From 1830 to 1890, canals fueled new businesses and industry. The canal helped end the isolation of great sections of the country. Not only opening a market for the farmers, back-country mills and factories but also providing employment — owners, captains, boaters, and lockkeepers. River communities mushroomed into thriving ports overnight, and thousands of immigrants streamed into these areas. Canals made the development of river towns, like Muncy, possible by providing abundant water power and reliable, inexpensive transportation. Industries along the canal flourished — the Stolz Flour Mill, Muncy Woolen Mills — a major textile manufacturer, Sprout-Waldron's metal fabricating business, and other water-powered industries like the Clapp
and Rissel lumber and shingle mill, located right here in Port Penn.
On a Canal Boat
Imagine that it is 1838 and you are on the deck of a canal boat, either a cargo or passenger boat. A team of mules has towed your boat from dawn to dusk for several days, traveling up river from Harrisburg with a load of cloth and barrels of goods bound for the merchants of Muncy. As you glide into Lock No. 21, a small, busy port west of Muncy comes into view. Just past Lock No. 21 is the basin where you will tie up awaiting first light and the chance to unload your boat. [Photo] At left, PA Canal Boat No. 502 unloads coal at the Sprout-Waldron Company plant in 1891.
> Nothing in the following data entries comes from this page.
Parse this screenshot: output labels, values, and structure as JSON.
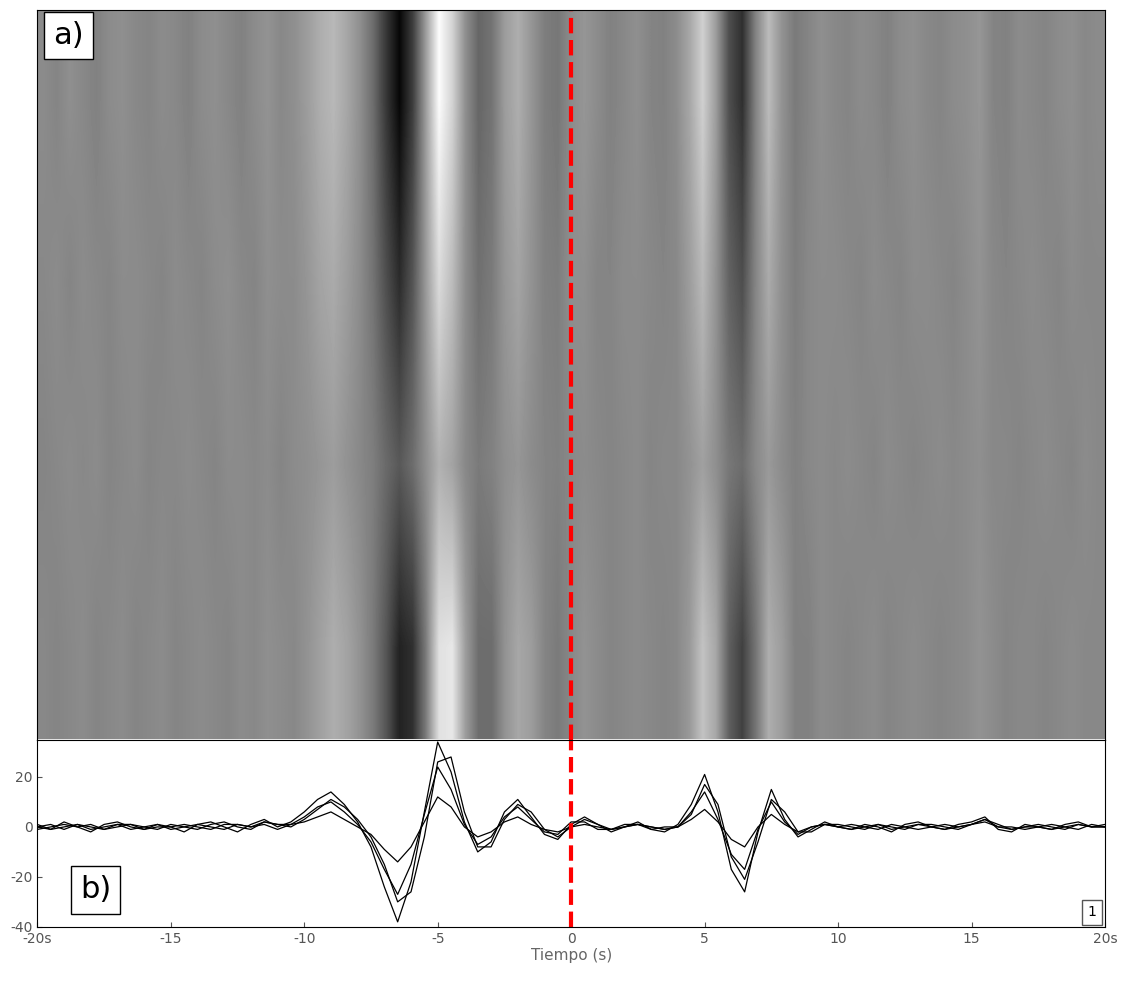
{
  "chart_data": [
    {
      "type": "heatmap",
      "label": "a)",
      "tick_labels": false,
      "xlim": [
        -20,
        20
      ],
      "color": "gray",
      "vline": {
        "x": 0,
        "color": "#ff0000",
        "line_style": "dashed"
      }
    },
    {
      "type": "line",
      "label": "b)",
      "annotation": "1",
      "xlabel": "Tiempo (s)",
      "xlim": [
        -20,
        20
      ],
      "xticks": [
        {
          "value": -20,
          "label": "-20s"
        },
        -15,
        -10,
        -5,
        0,
        5,
        10,
        15,
        {
          "value": 20,
          "label": "20s"
        }
      ],
      "ylim": [
        -40,
        35
      ],
      "yticks": [
        -40,
        -20,
        0,
        20
      ],
      "vline": {
        "x": 0,
        "color": "#ff0000",
        "line_style": "dashed"
      },
      "x": [
        -20,
        -19.5,
        -19,
        -18.5,
        -18,
        -17.5,
        -17,
        -16.5,
        -16,
        -15.5,
        -15,
        -14.5,
        -14,
        -13.5,
        -13,
        -12.5,
        -12,
        -11.5,
        -11,
        -10.5,
        -10,
        -9.5,
        -9,
        -8.5,
        -8,
        -7.5,
        -7,
        -6.5,
        -6,
        -5.5,
        -5,
        -4.5,
        -4,
        -3.5,
        -3,
        -2.5,
        -2,
        -1.5,
        -1,
        -0.5,
        0,
        0.5,
        1,
        1.5,
        2,
        2.5,
        3,
        3.5,
        4,
        4.5,
        5,
        5.5,
        6,
        6.5,
        7,
        7.5,
        8,
        8.5,
        9,
        9.5,
        10,
        10.5,
        11,
        11.5,
        12,
        12.5,
        13,
        13.5,
        14,
        14.5,
        15,
        15.5,
        16,
        16.5,
        17,
        17.5,
        18,
        18.5,
        19,
        19.5,
        20
      ],
      "series": [
        {
          "color": "#000000",
          "values": [
            1,
            -1,
            2,
            0,
            -2,
            1,
            2,
            0,
            -1,
            1,
            0,
            -2,
            1,
            2,
            0,
            -2,
            1,
            3,
            0,
            2,
            6,
            11,
            14,
            9,
            2,
            -8,
            -24,
            -38,
            -22,
            6,
            34,
            22,
            2,
            -10,
            -6,
            6,
            11,
            4,
            -3,
            -5,
            1,
            4,
            1,
            -2,
            0,
            2,
            -1,
            -2,
            1,
            9,
            21,
            6,
            -17,
            -26,
            -2,
            15,
            3,
            -4,
            -1,
            2,
            0,
            -1,
            1,
            0,
            -2,
            1,
            2,
            0,
            -1,
            1,
            2,
            4,
            -1,
            -2,
            1,
            0,
            -1,
            1,
            2,
            0,
            1
          ]
        },
        {
          "color": "#000000",
          "values": [
            0,
            1,
            -1,
            1,
            0,
            -1,
            1,
            1,
            0,
            -1,
            1,
            0,
            -1,
            1,
            2,
            0,
            -1,
            2,
            1,
            1,
            4,
            8,
            10,
            6,
            1,
            -6,
            -17,
            -27,
            -15,
            5,
            24,
            15,
            1,
            -7,
            -4,
            4,
            8,
            3,
            -2,
            -3,
            2,
            2,
            -1,
            -1,
            1,
            1,
            0,
            -1,
            0,
            6,
            14,
            3,
            -11,
            -17,
            -1,
            10,
            2,
            -3,
            0,
            1,
            1,
            0,
            -1,
            1,
            0,
            -1,
            1,
            1,
            0,
            -1,
            1,
            3,
            0,
            -1,
            0,
            1,
            0,
            -1,
            1,
            0,
            0
          ]
        },
        {
          "color": "#000000",
          "values": [
            -1,
            0,
            1,
            0,
            1,
            -1,
            0,
            1,
            -1,
            0,
            0,
            1,
            0,
            -1,
            1,
            1,
            0,
            1,
            -1,
            1,
            2,
            4,
            6,
            3,
            0,
            -3,
            -9,
            -14,
            -8,
            2,
            12,
            8,
            0,
            -4,
            -2,
            2,
            4,
            1,
            -1,
            -2,
            0,
            1,
            0,
            -1,
            0,
            1,
            -1,
            0,
            0,
            3,
            7,
            2,
            -5,
            -8,
            0,
            5,
            1,
            -2,
            0,
            1,
            0,
            1,
            0,
            -1,
            1,
            0,
            -1,
            0,
            1,
            0,
            1,
            2,
            0,
            0,
            -1,
            0,
            1,
            0,
            -1,
            1,
            0
          ]
        },
        {
          "color": "#000000",
          "values": [
            0,
            -1,
            0,
            1,
            -1,
            0,
            1,
            -1,
            0,
            1,
            -1,
            0,
            1,
            0,
            -1,
            1,
            0,
            2,
            1,
            0,
            3,
            7,
            11,
            8,
            3,
            -4,
            -15,
            -30,
            -26,
            -4,
            26,
            28,
            6,
            -8,
            -8,
            3,
            9,
            6,
            -1,
            -4,
            0,
            3,
            1,
            -1,
            0,
            1,
            0,
            -1,
            0,
            5,
            17,
            9,
            -12,
            -21,
            -6,
            11,
            6,
            -2,
            -2,
            1,
            0,
            -1,
            0,
            1,
            -1,
            0,
            1,
            0,
            -1,
            0,
            1,
            3,
            1,
            -1,
            0,
            0,
            -1,
            0,
            1,
            0,
            0
          ]
        }
      ]
    }
  ]
}
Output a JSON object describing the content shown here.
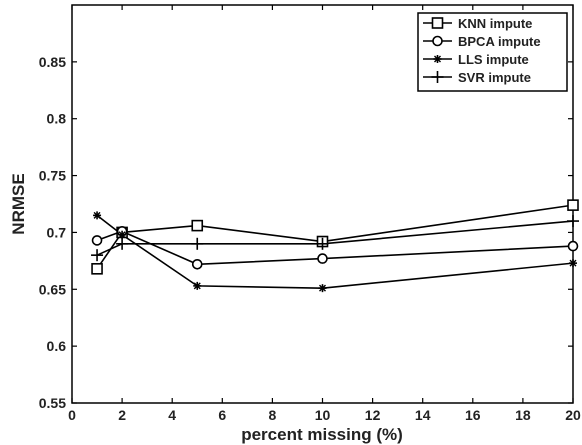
{
  "chart_data": {
    "type": "line",
    "title": "",
    "xlabel": "percent missing (%)",
    "ylabel": "NRMSE",
    "xlim": [
      0,
      20
    ],
    "ylim": [
      0.55,
      0.9
    ],
    "xticks": [
      0,
      2,
      4,
      6,
      8,
      10,
      12,
      14,
      16,
      18,
      20
    ],
    "yticks": [
      0.55,
      0.6,
      0.65,
      0.7,
      0.75,
      0.8,
      0.85
    ],
    "ytick_labels": [
      "0.55",
      "0.6",
      "0.65",
      "0.7",
      "0.75",
      "0.8",
      "0.85"
    ],
    "grid": false,
    "legend_position": "top-right",
    "x": [
      1,
      2,
      5,
      10,
      20
    ],
    "series": [
      {
        "name": "KNN impute",
        "marker": "square",
        "values": [
          0.668,
          0.7,
          0.706,
          0.692,
          0.724
        ]
      },
      {
        "name": "BPCA impute",
        "marker": "circle",
        "values": [
          0.693,
          0.701,
          0.672,
          0.677,
          0.688
        ]
      },
      {
        "name": "LLS impute",
        "marker": "star",
        "values": [
          0.715,
          0.698,
          0.653,
          0.651,
          0.673
        ]
      },
      {
        "name": "SVR impute",
        "marker": "plus",
        "values": [
          0.68,
          0.69,
          0.69,
          0.69,
          0.71
        ]
      }
    ],
    "line_color": "#000000"
  }
}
A packet boat is another name for a passenger boat. While these long and narrow packets hauled people in comfort compared to stage coaches, packets rapidly disappeared from the canals as the railroad industry expanded through Pennsylvania. Passengers who wanted to board or disembark in the Muncy area could only do so at Port Penn; cargo boats could unload and load all along the Port Penn-Muncy section of the West Branch of the Pennsylvania Canal. At left is an illustration of a typical canal boat with passengers both inside and seated on the roof.
Lock No. 21, a combination outlet and lift lock, and lift lock No. 22, which is located 1/8 mile from here, was operated from sunrise to
sunset by the lockkeeper who lived here with his family. Since the lockkeeper had to open locks to canal traffic, the two-story lockhouses were almost always sited near the lock. They used the drinking well and placed their trash in a pit along side the canal.
The lockkeeper at Muncy Lock No. 21 probably would have lived in a house similar to this one [illustration] that once stood along the West Branch Canal.
In addition to the lockkeeper's house, there were storage sheds and a barn where fresh mules could be exchanged or purchased.
An employee of the canal company, the lockkeeper was responsible for the care and operation of a lock. He also was there to prevent the waste of water, to prevent damage to the canal and lock, and to ensure that boats received prompt passage, six to seven days a week.
[Map] At left, is a detail of Lock No. 21 of the PA Railroad Co Survey from the mid 1800s.